Bogaerts went from first to third on a single by Jacoby Ellsbury, whose nine hits made him Boston’s eminent batsman in the series, prompting Maddon to gesture for his sixth pitcher of the night, Joel Peralta. Maddon might as well have been hailing a cab to take him home.
Peralta’s first pitch bounced through catcher Jose Lobaton for a wild pitch, allowing Bogaerts to score and Ellsbury, who had second base stolen, to cruise into third. From there, Ellsbury scored on Shane Victorino’s infield chopper to short, the Red Sox accomplishing with speed -- a rare concept in Boston annals -- what they had once achieved only by bashing people into submission.

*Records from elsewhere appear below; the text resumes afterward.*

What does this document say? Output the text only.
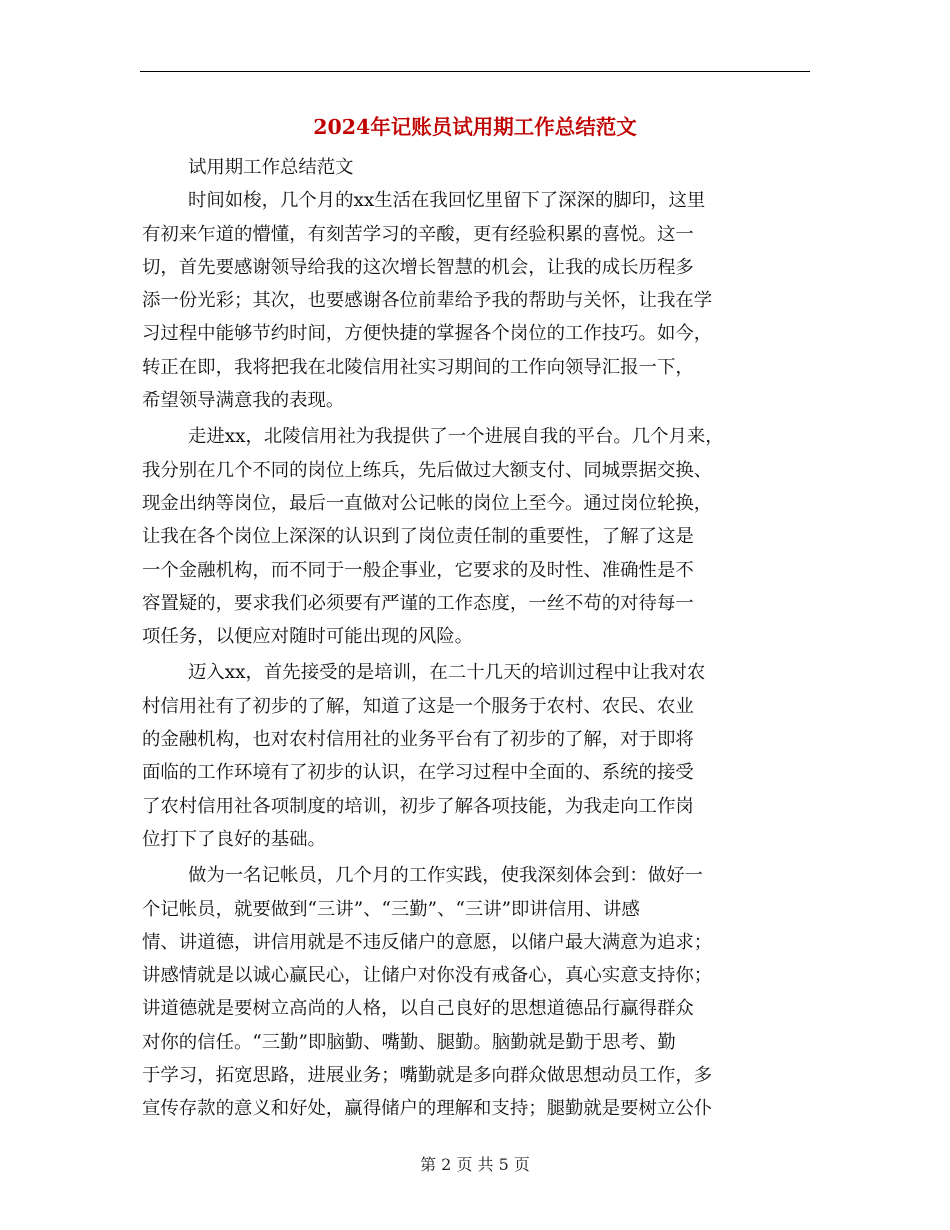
2024年记账员试用期工作总结范文
试用期工作总结范文
时间如梭，几个月的xx生活在我回忆里留下了深深的脚印，这里
有初来乍道的懵懂，有刻苦学习的辛酸，更有经验积累的喜悦。这一
切，首先要感谢领导给我的这次增长智慧的机会，让我的成长历程多
添一份光彩；其次，也要感谢各位前辈给予我的帮助与关怀，让我在学
习过程中能够节约时间，方便快捷的掌握各个岗位的工作技巧。如今，
转正在即，我将把我在北陵信用社实习期间的工作向领导汇报一下，
希望领导满意我的表现。
走进xx，北陵信用社为我提供了一个进展自我的平台。几个月来，
我分别在几个不同的岗位上练兵，先后做过大额支付、同城票据交换、
现金出纳等岗位，最后一直做对公记帐的岗位上至今。通过岗位轮换，
让我在各个岗位上深深的认识到了岗位责任制的重要性，了解了这是
一个金融机构，而不同于一般企事业，它要求的及时性、准确性是不
容置疑的，要求我们必须要有严谨的工作态度，一丝不苟的对待每一
项任务，以便应对随时可能出现的风险。
迈入xx，首先接受的是培训，在二十几天的培训过程中让我对农
村信用社有了初步的了解，知道了这是一个服务于农村、农民、农业
的金融机构，也对农村信用社的业务平台有了初步的了解，对于即将
面临的工作环境有了初步的认识，在学习过程中全面的、系统的接受
了农村信用社各项制度的培训，初步了解各项技能，为我走向工作岗
位打下了良好的基础。
做为一名记帐员，几个月的工作实践，使我深刻体会到：做好一
个记帐员，就要做到“三讲”、“三勤”、“三讲”即讲信用、讲感
情、讲道德，讲信用就是不违反储户的意愿，以储户最大满意为追求；
讲感情就是以诚心赢民心，让储户对你没有戒备心，真心实意支持你；
讲道德就是要树立高尚的人格，以自己良好的思想道德品行赢得群众
对你的信任。“三勤”即脑勤、嘴勤、腿勤。脑勤就是勤于思考、勤
于学习，拓宽思路，进展业务；嘴勤就是多向群众做思想动员工作，多
宣传存款的意义和好处，赢得储户的理解和支持；腿勤就是要树立公仆
第 2 页 共 5 页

More evidence that Farrell hit “delete, memory” from the night before: After a sensational five-out stint from Craig Breslow (four strikeouts, an infield hit) in relief of Jake Peavy (5⅔ innings, one run), the Sox manager called upon Koji Uehara to record the final four outs, even though it was Uehara who had given up Lobaton’s walk-off home run on Monday.
Farrell had spoken Tuesday afternoon with his Japanese closer. “He’s fine,” Farrell said. “He’s good to go.”
Was he ever. (Do you sense a pattern here?) After Farrell got the matchup he wanted for setup man Junichi Tazawa -- waiting for Sean Rodriguez to be announced as a pinch hitter before bringing in the right-hander -- Maddon summoned slump-ridden Matt Joyce, who struck out.
Uehara then entered and struck out David DeJesus to end the inning. By the time he took the mound again, the Sox had added another run, with Bogaerts walking again and coming around on a walk, hit batsman and sacrifice fly by Dustin Pedroia.
David Price, who would have started Game 5 on Thursday, was warming up in the bullpen when Wil Myers flied to deep center. James Loney hit a ball off Uehara’s glove that deflected to Pedroia, who threw him out. Standing between the Red Sox and their first trip back to the ALCS since 2008 -- when they were eliminated by these same Rays -- was Evan Longoria, the face of the franchise.
Longoria took a half-swing at a 1-and-2 pitch, and plate umpire Paul Emmel threw out his right hand signaling strike three. Uehara, again back to the future, leaped into the arms of catcher David Ross.